Salute: Lener (giurista), “tra hard law e diritto mite, la libertà di autodeterminazione non è libertà illimitata”

foto SIR/Marco Calvarese

“La libertà in quanto tale non è per sua definizione illimitata”. Lo afferma Giorgio Lener, ordinario di diritto privato all’Università Roma Tor Vergata, intervenendo alla seconda giornata del convegno “Uno sguardo che cambia la realtà.
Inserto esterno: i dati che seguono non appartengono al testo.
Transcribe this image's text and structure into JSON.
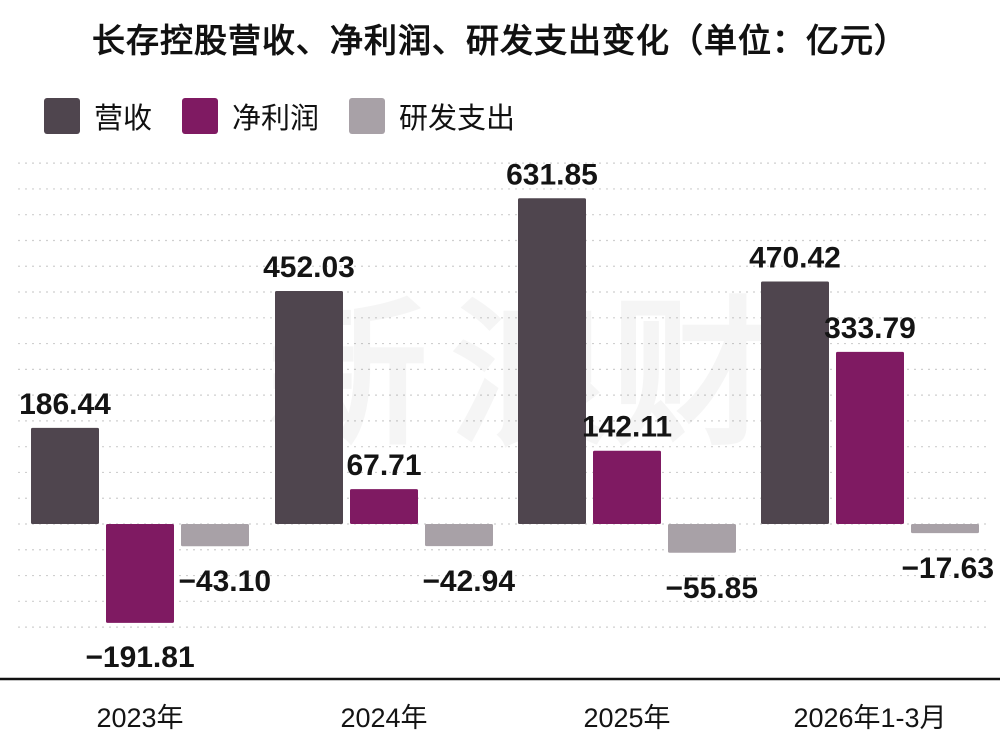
{
  "chart_data": {
    "type": "bar",
    "title": "长存控股营收、净利润、研发支出变化（单位：亿元）",
    "categories": [
      "2023年",
      "2024年",
      "2025年",
      "2026年1-3月"
    ],
    "series": [
      {
        "name": "营收",
        "values": [
          186.44,
          452.03,
          631.85,
          470.42
        ],
        "color": "#4f454e"
      },
      {
        "name": "净利润",
        "values": [
          -191.81,
          67.71,
          142.11,
          333.79
        ],
        "color": "#7f1a62"
      },
      {
        "name": "研发支出",
        "values": [
          -43.1,
          -42.94,
          -55.85,
          -17.63
        ],
        "color": "#a8a1a7"
      }
    ],
    "value_labels": [
      [
        "186.44",
        "452.03",
        "631.85",
        "470.42"
      ],
      [
        "−191.81",
        "67.71",
        "142.11",
        "333.79"
      ],
      [
        "−43.10",
        "−42.94",
        "−55.85",
        "−17.63"
      ]
    ],
    "ylim": [
      -300,
      700
    ],
    "grid": true,
    "legend_position": "top-left"
  }
}
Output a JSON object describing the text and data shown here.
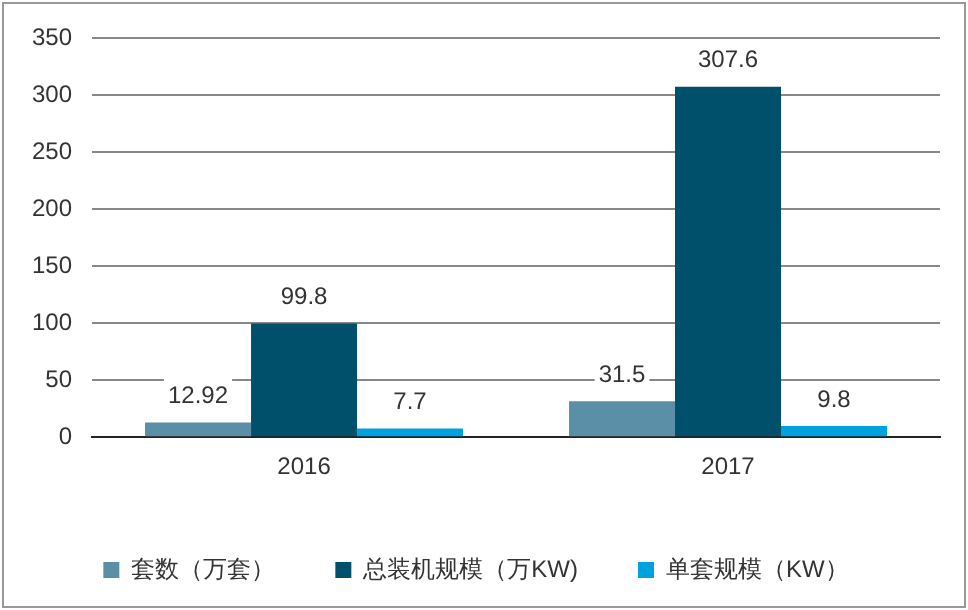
{
  "chart_data": {
    "type": "bar",
    "categories": [
      "2016",
      "2017"
    ],
    "series": [
      {
        "name": "套数（万套）",
        "color": "#5b8fa8",
        "values": [
          12.92,
          31.5
        ]
      },
      {
        "name": "总装机规模（万KW)",
        "color": "#00506b",
        "values": [
          99.8,
          307.6
        ]
      },
      {
        "name": "单套规模（KW）",
        "color": "#00a2de",
        "values": [
          7.7,
          9.8
        ]
      }
    ],
    "ylim": [
      0,
      350
    ],
    "yticks": [
      0,
      50,
      100,
      150,
      200,
      250,
      300,
      350
    ],
    "grid": "y",
    "legend": "bottom",
    "data_labels": true
  }
}
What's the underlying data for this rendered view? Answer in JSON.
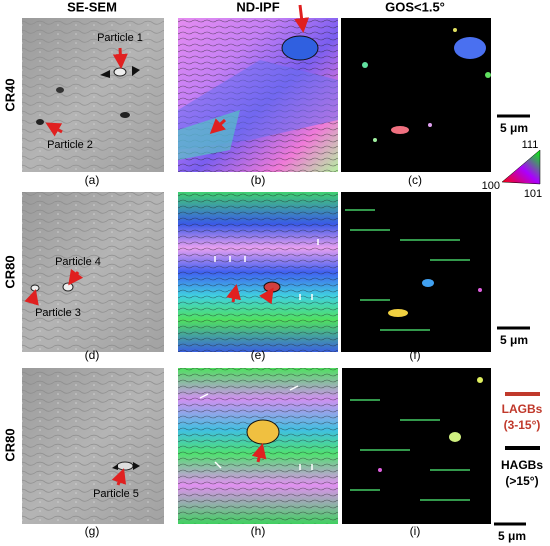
{
  "columns": [
    "SE-SEM",
    "ND-IPF",
    "GOS<1.5°"
  ],
  "rows": [
    {
      "label": "CR40",
      "panels": [
        "(a)",
        "(b)",
        "(c)"
      ]
    },
    {
      "label": "CR80",
      "panels": [
        "(d)",
        "(e)",
        "(f)"
      ]
    },
    {
      "label": "CR80",
      "panels": [
        "(g)",
        "(h)",
        "(i)"
      ]
    }
  ],
  "particles": [
    "Particle 1",
    "Particle 2",
    "Particle 3",
    "Particle 4",
    "Particle 5"
  ],
  "scale_bars": [
    "5 μm",
    "5 μm",
    "5 μm"
  ],
  "ipf_legend": {
    "top": "111",
    "left": "100",
    "right": "101"
  },
  "boundary_legend": [
    {
      "name": "LAGBs",
      "range": "(3-15°)"
    },
    {
      "name": "HAGBs",
      "range": "(>15°)"
    }
  ]
}
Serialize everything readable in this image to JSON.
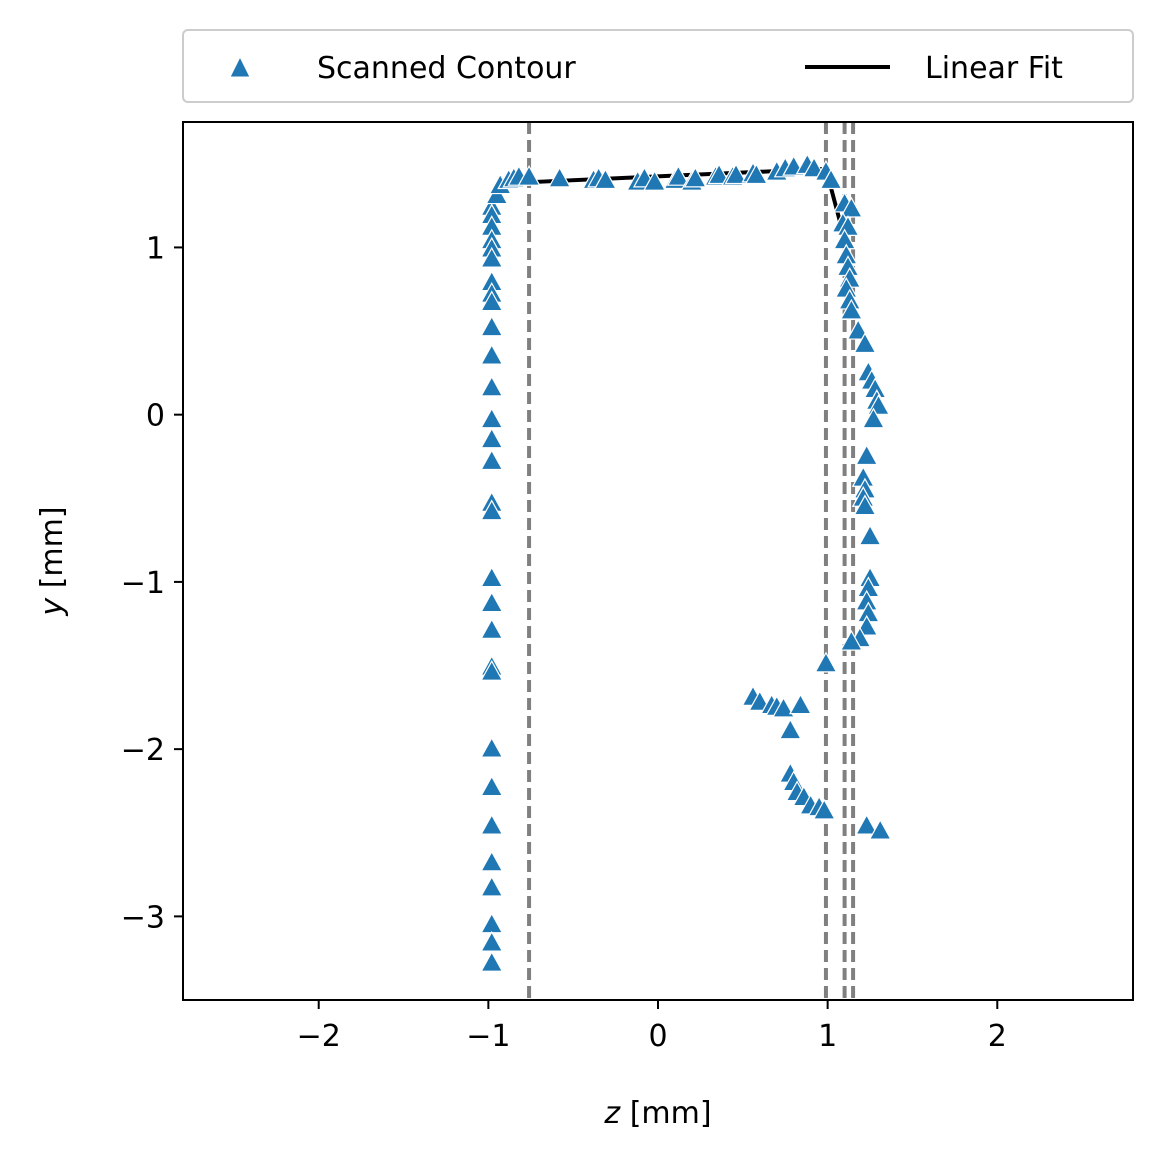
{
  "chart_data": {
    "type": "scatter",
    "xlabel": {
      "var": "z",
      "unit": " [mm]"
    },
    "ylabel": {
      "var": "y",
      "unit": " [mm]"
    },
    "xlim": [
      -2.8,
      2.8
    ],
    "ylim": [
      -3.5,
      1.75
    ],
    "xticks": [
      -2,
      -1,
      0,
      1,
      2
    ],
    "yticks": [
      -3,
      -2,
      -1,
      0,
      1
    ],
    "grid": false,
    "legend_position": "top, above plot",
    "colors": {
      "scatter": "#1f77b4",
      "fit": "#000000",
      "vlines": "#808080"
    },
    "vlines": [
      -0.76,
      0.99,
      1.1,
      1.15
    ],
    "series": [
      {
        "name": "Scanned Contour",
        "kind": "scatter",
        "marker": "triangle-up",
        "points": [
          [
            -0.98,
            1.24
          ],
          [
            -0.98,
            1.19
          ],
          [
            -0.98,
            1.12
          ],
          [
            -0.98,
            1.04
          ],
          [
            -0.98,
            0.99
          ],
          [
            -0.98,
            0.93
          ],
          [
            -0.98,
            0.79
          ],
          [
            -0.98,
            0.72
          ],
          [
            -0.98,
            0.67
          ],
          [
            -0.98,
            0.52
          ],
          [
            -0.98,
            0.35
          ],
          [
            -0.98,
            0.16
          ],
          [
            -0.98,
            -0.03
          ],
          [
            -0.98,
            -0.15
          ],
          [
            -0.98,
            -0.28
          ],
          [
            -0.98,
            -0.53
          ],
          [
            -0.98,
            -0.58
          ],
          [
            -0.98,
            -0.98
          ],
          [
            -0.98,
            -1.13
          ],
          [
            -0.98,
            -1.29
          ],
          [
            -0.98,
            -1.51
          ],
          [
            -0.98,
            -1.54
          ],
          [
            -0.98,
            -2.0
          ],
          [
            -0.98,
            -2.23
          ],
          [
            -0.98,
            -2.46
          ],
          [
            -0.98,
            -2.68
          ],
          [
            -0.98,
            -2.83
          ],
          [
            -0.98,
            -3.05
          ],
          [
            -0.98,
            -3.16
          ],
          [
            -0.98,
            -3.28
          ],
          [
            -0.95,
            1.31
          ],
          [
            -0.93,
            1.37
          ],
          [
            -0.88,
            1.4
          ],
          [
            -0.85,
            1.41
          ],
          [
            -0.82,
            1.42
          ],
          [
            -0.76,
            1.42
          ],
          [
            -0.58,
            1.41
          ],
          [
            -0.38,
            1.4
          ],
          [
            -0.35,
            1.41
          ],
          [
            -0.31,
            1.4
          ],
          [
            -0.12,
            1.39
          ],
          [
            -0.08,
            1.41
          ],
          [
            -0.02,
            1.39
          ],
          [
            0.1,
            1.4
          ],
          [
            0.12,
            1.42
          ],
          [
            0.2,
            1.39
          ],
          [
            0.22,
            1.41
          ],
          [
            0.34,
            1.42
          ],
          [
            0.36,
            1.43
          ],
          [
            0.44,
            1.42
          ],
          [
            0.46,
            1.43
          ],
          [
            0.56,
            1.44
          ],
          [
            0.58,
            1.43
          ],
          [
            0.7,
            1.45
          ],
          [
            0.75,
            1.47
          ],
          [
            0.8,
            1.48
          ],
          [
            0.88,
            1.49
          ],
          [
            0.92,
            1.47
          ],
          [
            0.99,
            1.45
          ],
          [
            1.02,
            1.4
          ],
          [
            1.1,
            1.26
          ],
          [
            1.14,
            1.23
          ],
          [
            1.09,
            1.14
          ],
          [
            1.12,
            1.12
          ],
          [
            1.1,
            1.04
          ],
          [
            1.11,
            0.95
          ],
          [
            1.12,
            0.88
          ],
          [
            1.13,
            0.81
          ],
          [
            1.11,
            0.75
          ],
          [
            1.13,
            0.68
          ],
          [
            1.14,
            0.62
          ],
          [
            1.18,
            0.5
          ],
          [
            1.22,
            0.42
          ],
          [
            1.24,
            0.25
          ],
          [
            1.26,
            0.2
          ],
          [
            1.28,
            0.15
          ],
          [
            1.29,
            0.08
          ],
          [
            1.3,
            0.05
          ],
          [
            1.27,
            -0.03
          ],
          [
            1.23,
            -0.25
          ],
          [
            1.21,
            -0.38
          ],
          [
            1.22,
            -0.45
          ],
          [
            1.21,
            -0.5
          ],
          [
            1.22,
            -0.55
          ],
          [
            1.25,
            -0.73
          ],
          [
            1.25,
            -0.98
          ],
          [
            1.24,
            -1.04
          ],
          [
            1.23,
            -1.12
          ],
          [
            1.24,
            -1.19
          ],
          [
            1.23,
            -1.27
          ],
          [
            1.19,
            -1.34
          ],
          [
            1.14,
            -1.36
          ],
          [
            0.99,
            -1.49
          ],
          [
            0.56,
            -1.69
          ],
          [
            0.6,
            -1.72
          ],
          [
            0.67,
            -1.74
          ],
          [
            0.7,
            -1.75
          ],
          [
            0.74,
            -1.76
          ],
          [
            0.84,
            -1.74
          ],
          [
            0.78,
            -1.89
          ],
          [
            0.78,
            -2.15
          ],
          [
            0.8,
            -2.2
          ],
          [
            0.82,
            -2.26
          ],
          [
            0.86,
            -2.29
          ],
          [
            0.9,
            -2.34
          ],
          [
            0.95,
            -2.35
          ],
          [
            0.98,
            -2.37
          ],
          [
            1.23,
            -2.46
          ],
          [
            1.31,
            -2.49
          ]
        ]
      },
      {
        "name": "Linear Fit",
        "kind": "line",
        "segments": [
          [
            [
              -0.76,
              1.39
            ],
            [
              0.99,
              1.47
            ]
          ],
          [
            [
              0.99,
              1.47
            ],
            [
              1.1,
              1.05
            ]
          ],
          [
            [
              1.1,
              1.05
            ],
            [
              1.15,
              0.6
            ]
          ]
        ]
      }
    ]
  }
}
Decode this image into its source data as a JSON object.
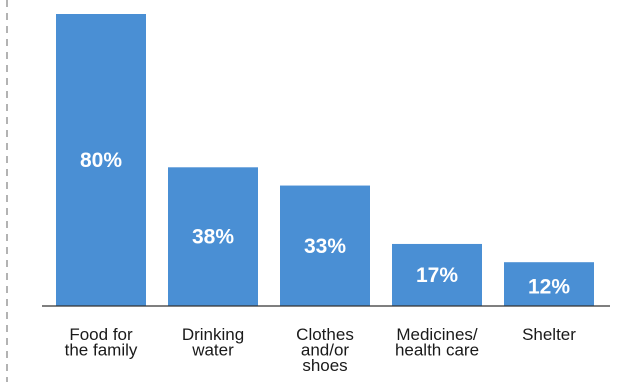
{
  "chart_data": {
    "type": "bar",
    "categories": [
      [
        "Food for",
        "the family"
      ],
      [
        "Drinking",
        "water"
      ],
      [
        "Clothes",
        "and/or",
        "shoes"
      ],
      [
        "Medicines/",
        "health care"
      ],
      [
        "Shelter"
      ]
    ],
    "values": [
      80,
      38,
      33,
      17,
      12
    ],
    "value_labels": [
      "80%",
      "38%",
      "33%",
      "17%",
      "12%"
    ],
    "ylim": [
      0,
      80
    ],
    "bar_color": "#4a8fd4",
    "grid": false,
    "left_axis_style": "dashed"
  }
}
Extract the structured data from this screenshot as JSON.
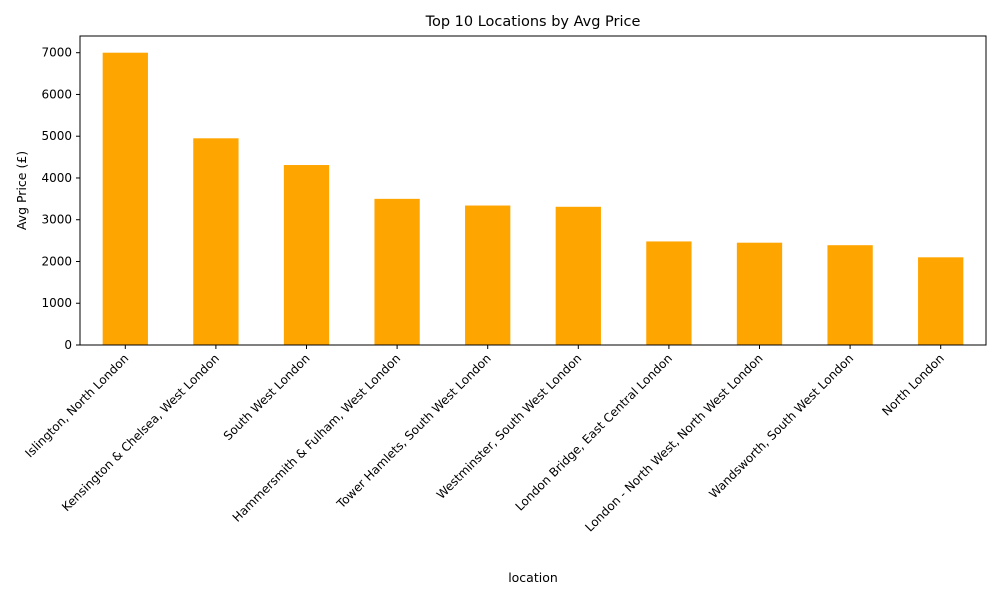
{
  "chart_data": {
    "type": "bar",
    "title": "Top 10 Locations by Avg Price",
    "xlabel": "location",
    "ylabel": "Avg Price (£)",
    "ylim": [
      0,
      7400
    ],
    "yticks": [
      0,
      1000,
      2000,
      3000,
      4000,
      5000,
      6000,
      7000
    ],
    "grid": false,
    "bar_color": "#FFA500",
    "categories": [
      "Islington, North London",
      "Kensington & Chelsea, West London",
      "South West London",
      "Hammersmith & Fulham, West London",
      "Tower Hamlets, South West London",
      "Westminster, South West London",
      "London Bridge, East Central London",
      "London - North West, North West London",
      "Wandsworth, South West London",
      "North London"
    ],
    "values": [
      7000,
      4950,
      4310,
      3500,
      3340,
      3310,
      2480,
      2450,
      2390,
      2100
    ]
  }
}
La pastorale della salute tra visione e concretezza”. Dopo avere richiamato i casi Welby, Englaro, dj Fabo, il giurista cita le leggi 40/2005 sulla procreazione medicalmente assistita e la recentissima 219/2017 sul consenso informato, “prese a parametro perché rappresentano due diversi modelli di intervento legislativo”. La prima, spiega, “è caduta spesso sotto i colpi di scure della Corte costituzionale; la seconda è invece improntata al cosiddetto diritto mite, dolce”. La questione è il modello di riferimento prescelto ispirato o ad una disciplina rigida e proibitiva, o ad una “permissiva”, incentrata sul principio di autodeterminazione. “La prospettiva di un diritto più rigido, cosiddetta hard law, implica l’adozione di un modello che delinei un percorso vincolante nella scelte inerenti la nascita e il percorso evolutivo della vita. Rappresenta un porto sicuro, ma implica che si possa identificare un diritto eticamente configurato su valori oggettivi e universalmente riconosciuti”. “Purtroppo – osserva Lener – non sono questi i tempi. Nella società moderna caratterizzata da pluralismo etico e valoriale, al legislatore si chiede di creare dei presupposti per non avere un’unica via imposta”. Di qui il “diritto mite” che però non può non tenere conto dei limiti dati dai “valori di rango costituzionale o para costituzionale”. Diversamente “questa indistinta libertà si consegnerebbe a mancanza di valore”. “Libertà di autodeterminazione sì”, dunque, ma “non libertà illimitata. Il limite è rappresentato dalla tutela della dignità umana, pertanto la reificazione della persona va decisamente respinta”, ha concluso commentando le recenti sentenza italiane che riconoscono atti di nascita omogenitoriali “sdoganando”, di fatto, la pratica della maternità surrogata vietata dalla legge 40.